昔々、ある小さな村に囲碁を愛する人々が住んでいました。彼らは毎週集まって、囲碁の試合を観戦しては楽しんでいました。試合の最中、対局者たちは真剣そのもので、自分の手を考えるのに必死です。しかし、周りで見ている村人たちは、対局者の動きや盤面を冷静に見つめていました。
ある日、特に盛り上がった試合が行われました。対局者の一人が、強力な手を打とうとしていた時、観客の中の一人が思わず声を上げました。「その手の後に、あの手を打つと、相手はこう動くよ!」。周りの人たちは、その観客が言った通りになるかどうか、期待に胸を膨らませました。実際に、対局者はその動きを取ってしまい、観衆はその先を見抜いていた自分たちの判断力に驚きました。

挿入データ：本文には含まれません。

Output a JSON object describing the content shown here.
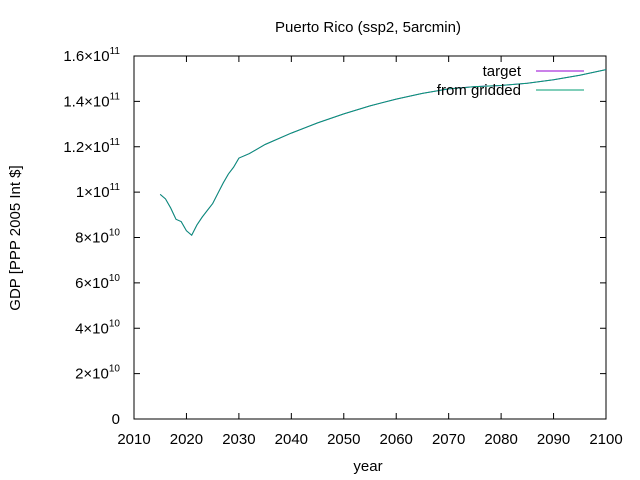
{
  "chart_data": {
    "type": "line",
    "title": "Puerto Rico (ssp2, 5arcmin)",
    "xlabel": "year",
    "ylabel": "GDP [PPP 2005 Int $]",
    "xlim": [
      2010,
      2100
    ],
    "ylim": [
      0,
      160000000000
    ],
    "x_ticks": [
      2010,
      2020,
      2030,
      2040,
      2050,
      2060,
      2070,
      2080,
      2090,
      2100
    ],
    "y_ticks": [
      {
        "value": 0,
        "mantissa": "0",
        "exponent": ""
      },
      {
        "value": 20000000000,
        "mantissa": "2×10",
        "exponent": "10"
      },
      {
        "value": 40000000000,
        "mantissa": "4×10",
        "exponent": "10"
      },
      {
        "value": 60000000000,
        "mantissa": "6×10",
        "exponent": "10"
      },
      {
        "value": 80000000000,
        "mantissa": "8×10",
        "exponent": "10"
      },
      {
        "value": 100000000000,
        "mantissa": "1×10",
        "exponent": "11"
      },
      {
        "value": 120000000000,
        "mantissa": "1.2×10",
        "exponent": "11"
      },
      {
        "value": 140000000000,
        "mantissa": "1.4×10",
        "exponent": "11"
      },
      {
        "value": 160000000000,
        "mantissa": "1.6×10",
        "exponent": "11"
      }
    ],
    "grid": false,
    "legend_position": "top-right",
    "x": [
      2015,
      2016,
      2017,
      2018,
      2019,
      2020,
      2021,
      2022,
      2023,
      2024,
      2025,
      2026,
      2027,
      2028,
      2029,
      2030,
      2032,
      2035,
      2040,
      2045,
      2050,
      2055,
      2060,
      2065,
      2070,
      2075,
      2080,
      2085,
      2090,
      2095,
      2100
    ],
    "series": [
      {
        "name": "target",
        "color": "#9400d3",
        "values": [
          99000000000,
          97000000000,
          93000000000,
          88000000000,
          87000000000,
          83000000000,
          81000000000,
          85500000000,
          89000000000,
          92000000000,
          95000000000,
          99500000000,
          104000000000,
          108000000000,
          111000000000,
          115000000000,
          117000000000,
          121000000000,
          126000000000,
          130500000000,
          134500000000,
          138000000000,
          141000000000,
          143500000000,
          145500000000,
          146500000000,
          147000000000,
          148000000000,
          149500000000,
          151500000000,
          154000000000
        ]
      },
      {
        "name": "from gridded",
        "color": "#009e73",
        "values": [
          99000000000,
          97000000000,
          93000000000,
          88000000000,
          87000000000,
          83000000000,
          81000000000,
          85500000000,
          89000000000,
          92000000000,
          95000000000,
          99500000000,
          104000000000,
          108000000000,
          111000000000,
          115000000000,
          117000000000,
          121000000000,
          126000000000,
          130500000000,
          134500000000,
          138000000000,
          141000000000,
          143500000000,
          145500000000,
          146500000000,
          147000000000,
          148000000000,
          149500000000,
          151500000000,
          154000000000
        ]
      }
    ]
  }
}
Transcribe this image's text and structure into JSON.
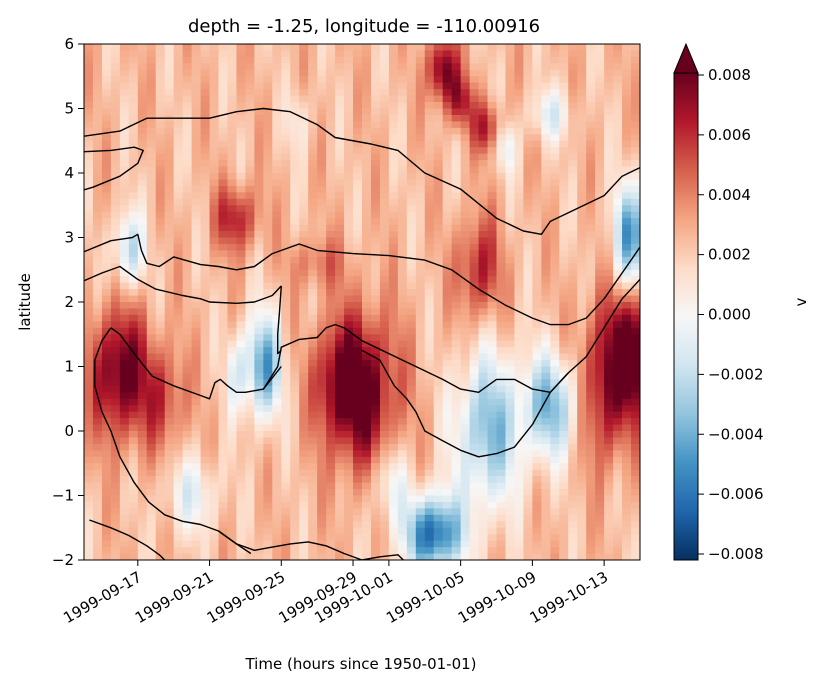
{
  "chart_data": {
    "type": "heatmap",
    "title": "depth = -1.25, longitude = -110.00916",
    "xlabel": "Time (hours since 1950-01-01)",
    "ylabel": "latitude",
    "colorbar_label": "v",
    "x_range": [
      "1999-09-14",
      "1999-10-15"
    ],
    "ylim": [
      -2,
      6
    ],
    "color_range": [
      -0.008,
      0.008
    ],
    "colormap": "RdBu_r",
    "colorbar_extend": "max",
    "x_ticks": [
      "1999-09-17",
      "1999-09-21",
      "1999-09-25",
      "1999-09-29",
      "1999-10-01",
      "1999-10-05",
      "1999-10-09",
      "1999-10-13"
    ],
    "y_ticks": [
      "6",
      "5",
      "4",
      "3",
      "2",
      "1",
      "0",
      "−1",
      "−2"
    ],
    "colorbar_ticks": [
      "0.008",
      "0.006",
      "0.004",
      "0.002",
      "0.000",
      "−0.002",
      "−0.004",
      "−0.006",
      "−0.008"
    ],
    "contour_color": "#000000"
  }
}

このように、囲碁の試合では、実際に対局している人たちよりも、観客の方が先を見通せることがよくあるのです。これが「傍目八目」という言葉の根源となったのです。つまり、時には自分が当事者になってしまうと、周りの状況が見えなくなることがあるということです。第三者の目から見ることで、より正確な判断ができるのです。

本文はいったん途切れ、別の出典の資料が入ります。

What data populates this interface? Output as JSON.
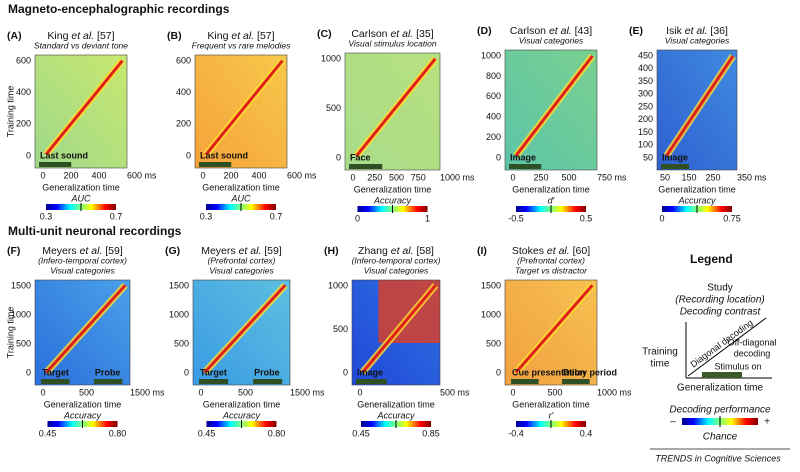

そして、この教訓は日常生活にも当てはまります。学校の友達同士のトラブルや、家族の中での意見の食い違いなど、傍らで見ている人の意見が非常に貴重なことがあります。友達が悩んでいる時、周りの友達がその状況を冷静に判断して助言することで、問題が解決することがあるのです。だからこそ、時には他の人の意見を聞くことが大切なのです。